Vietnam’s first survivor Nguyen Thi Diep, 26, in the Northern Province of Nam Dinh, passed away yesterday, 17 years after liver transplantation.
Illustrative photo (Photo: SGGP)
Illustrative photo (Photo: SGGP)
Seventeen years ago, the girl underwent liver transplantation in the Medical Military Academy when she was nine years old as she was born with congenital biliary atresia, a condition in which a child is born with one or more bile ducts abnormally narrow or blocked. The liver donor was his father.
The 15-hour surgery helped her to get back to her life. After graduating from high school, she studied at a medical military college in Hanoi and then she was recruited to work at the Hanoi-based Military Hospital 103 in the medicine classification department.
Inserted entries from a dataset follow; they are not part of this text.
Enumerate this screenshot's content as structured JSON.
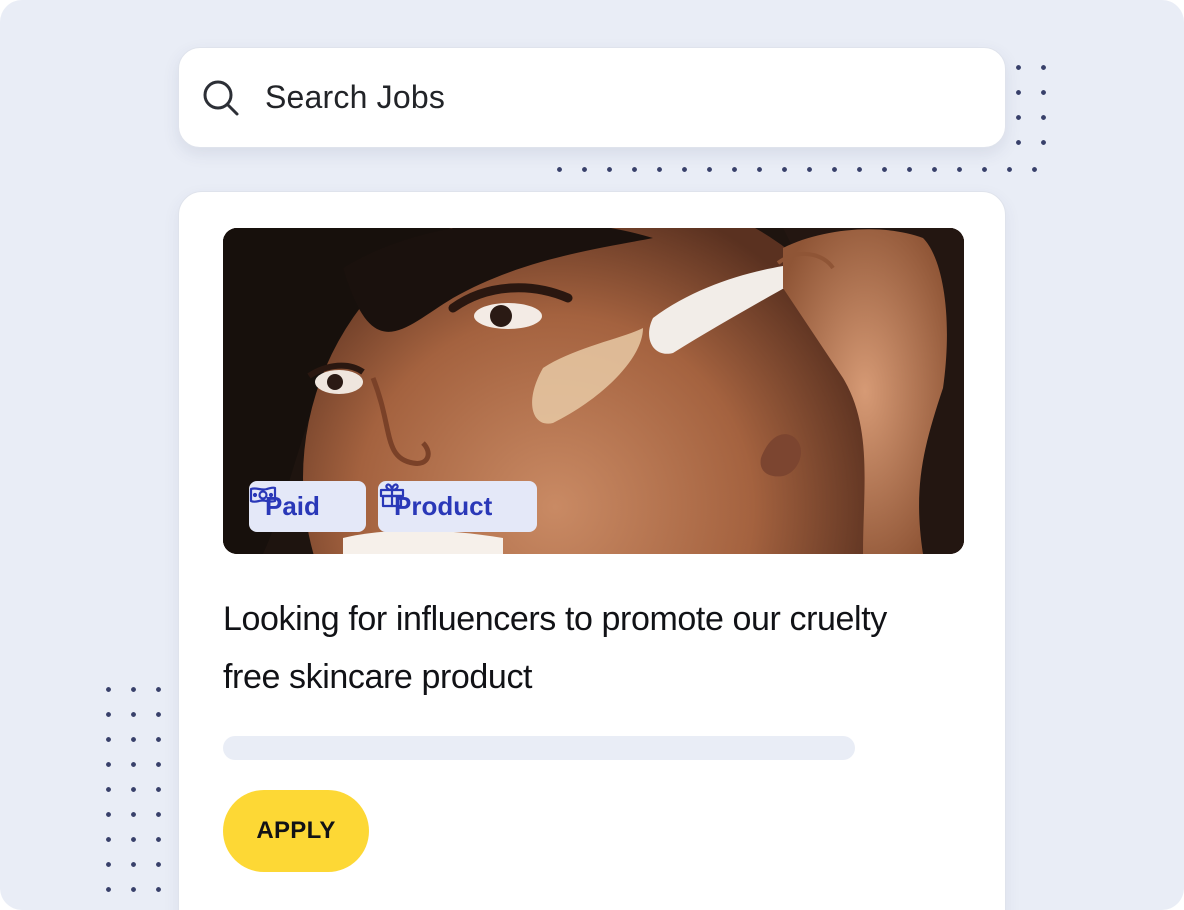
{
  "search": {
    "placeholder": "Search Jobs",
    "icon": "search-icon"
  },
  "job_card": {
    "image": "woman-applying-skincare-photo",
    "tags": [
      {
        "label": "Paid",
        "icon": "cash-icon"
      },
      {
        "label": "Product",
        "icon": "gift-icon"
      }
    ],
    "title": "Looking for influencers to promote our cruelty free skincare product",
    "apply_label": "APPLY"
  },
  "colors": {
    "background": "#e9edf6",
    "card": "#ffffff",
    "tag_bg": "#e4e8f8",
    "tag_text": "#2a38b8",
    "apply_bg": "#fdd835",
    "dots": "#38406a"
  }
}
However, in the end of 2019, she had been experiencing weight loss and fatigue caused by severe cirrhosis for months as she underwent treatment at Hanoi’s Military Hospital 103 and waited for another liver transplant.
She was rushed to the hospital on November 28 when she experienced massive bleeding and physicians’ efforts to save her were unrewarded. Her relatives took her home and she died on the next day.
According to Doctor Bui Van Manh, head of the intensive care and anti-poison unit at Military Hospital 103, Diep is the liver transplant patient having the longest life after the surgery in Vietnam. He added that the transplanted liver has limited longevity.